A letter to Census Bureau Director Robert M. Groves from an employee in Florida
The following opinions are those of a Census Bureau employee, not MyTwoCensus.com, and concern the letter below from Robert M. Groves::
Dear Robert Groves:
I am writing this editorial in response to a letter you wrote to all your local census office staff thanking them for their hard work and late hours dedicated to the census. I know that you will read this personally or someone on your staff will bring this to your attention. In your letter you assure us that you and Census Bureau employees at the highest level are focused on improving the Paper Based Operations Control System (PBOCS) and its performance. As this website has pointed out, PBOCS still has outages and bugs in the system are not fixed.
In the past few weeks we have seen a huge backlog in processing questionnaires. When headquarters and RCC set strict production standards and goals without flexibility and evaluate offices strictly based on that what you will find is managers react and make wasteful decisions. The Census needs to stop a common practice of “throwing” bodies and resources at the problem in offices across the country. The staffing levels in some offices are now triple what the staffing authorizations originally allotted. Some offices are running three shifts 24 hours a day and those who are working 6pm to 6am are getting night differential pay. The number of staff in these offices has become simply impossible to manage effectively. The bureau may want to hire more staff in lieu of paying overtime. However keep in mind that there is a learning curve. Managers and supervisors can’t give new staff the same organized verbatim training. In some offices the NRFU operation is ahead of schedule, yet enumerators are still being trained as replacements when it is clear there is going to be no work. The most effective management decision is to find a balance using a marginal cost/benefit analysis: hire just enough additional staff to complete the task in a reasonable time, reward controlled overtime to your quality employees and spread out the staff. For example on Saturday May 15th our LCO was required to bring in ten staff for PBOCS over the weekend, even though most of the staff were not trained and the system couldn’t handle the users. So most of these employees sat around unproductively.
Also when production goals are set with no flexibility there is corner cutting and low quality work. When PBOCS doesn’t work and questionnaires need to be shipped we’ll just throw them in the box. When enumerators are held to strict production standards in hard to count areas we’ll simply resort to non-knowledgeable proxies or marking them as vacant or uninhabitable. (and remember vacant and uninhabitable units are difficult to be re interviewed in the quality control process) The Census Bureau’s quality assurance checks try to find low quality or falsified data however there are flaws. We won’t add housing units as we are supposed to and no quality assurance check that the bureau has can pick that up.

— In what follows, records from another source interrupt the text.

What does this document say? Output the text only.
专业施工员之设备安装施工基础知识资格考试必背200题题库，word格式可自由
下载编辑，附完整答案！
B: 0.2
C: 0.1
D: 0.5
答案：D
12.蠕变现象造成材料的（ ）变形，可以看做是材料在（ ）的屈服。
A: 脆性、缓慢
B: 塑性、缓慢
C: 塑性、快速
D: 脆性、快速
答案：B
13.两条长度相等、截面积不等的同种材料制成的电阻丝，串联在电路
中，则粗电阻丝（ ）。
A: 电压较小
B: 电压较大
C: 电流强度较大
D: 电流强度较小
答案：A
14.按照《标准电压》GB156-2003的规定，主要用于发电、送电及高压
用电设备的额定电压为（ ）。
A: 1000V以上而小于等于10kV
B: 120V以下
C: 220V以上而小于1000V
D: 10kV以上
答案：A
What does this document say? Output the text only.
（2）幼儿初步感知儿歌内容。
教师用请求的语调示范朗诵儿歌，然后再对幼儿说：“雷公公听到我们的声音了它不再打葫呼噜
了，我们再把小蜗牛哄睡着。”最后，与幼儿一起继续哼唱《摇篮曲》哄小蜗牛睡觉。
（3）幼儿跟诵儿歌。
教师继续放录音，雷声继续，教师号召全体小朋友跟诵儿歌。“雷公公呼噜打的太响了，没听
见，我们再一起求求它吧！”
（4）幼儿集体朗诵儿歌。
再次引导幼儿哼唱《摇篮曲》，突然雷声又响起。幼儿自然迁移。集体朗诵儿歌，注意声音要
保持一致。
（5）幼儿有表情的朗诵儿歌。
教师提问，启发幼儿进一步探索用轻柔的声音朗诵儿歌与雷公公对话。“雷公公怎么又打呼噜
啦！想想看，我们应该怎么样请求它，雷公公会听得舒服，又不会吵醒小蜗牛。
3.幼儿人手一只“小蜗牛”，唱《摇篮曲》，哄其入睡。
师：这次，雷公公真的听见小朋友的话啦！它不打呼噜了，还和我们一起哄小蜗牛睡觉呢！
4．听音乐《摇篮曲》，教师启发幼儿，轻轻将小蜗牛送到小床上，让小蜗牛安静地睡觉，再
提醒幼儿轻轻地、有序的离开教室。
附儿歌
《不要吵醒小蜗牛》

The solution is work smarter and more efficiently. If the Census fails to do this they will go over budget and run out of money. Most people will agree the crux of your staff are the enumerators and the clerks in the office who process questionnaires and payroll. We are the ones who are being paid the least amount of money and suffer the most from intimidation, constant demands of unattainable production goals and threats of being fired. Some of these forms of intimidation come from constant reminders that overtime is strictly forbidden. However if we don’t work fast enough headquarters and RCC staff will bring people in to take the food out of our mouths and pay the overtime to other employees either from other offices or even other regions. How demoralizing it must be to bring in people from other local census offices or even flying people across the country and putting them up in hotel rooms to help local census offices.
In these tough economic times, local census office employees like us may swallow their pride and work beyond their hours without claiming them simply because we want to be viewed as productive employees and keep our jobs. However when the Census ends the bureau is setting itself for another lawsuit from disgruntled employees. Your headquarters and regional census office staff must be more constructive in its criticism and not just threaten. The fact is your career census employees had ten years to get this right and didn’t. Now to blame local census offices for not processing work fast enough or to be inflexible in its deadlines is unacceptable.
I am proud to be part of this great endeavor, working for the 23rd census of population and have forged the greatest of friendship and camaraderie part of it as a result of the recession which has attracted a talented employee pool. Nevertheless I am disappointed in how we are treated by the regional census center and headquarters employees. I am simply asking that your career census employees treat the temporary employees with the respect and support we deserve and need in this tough time.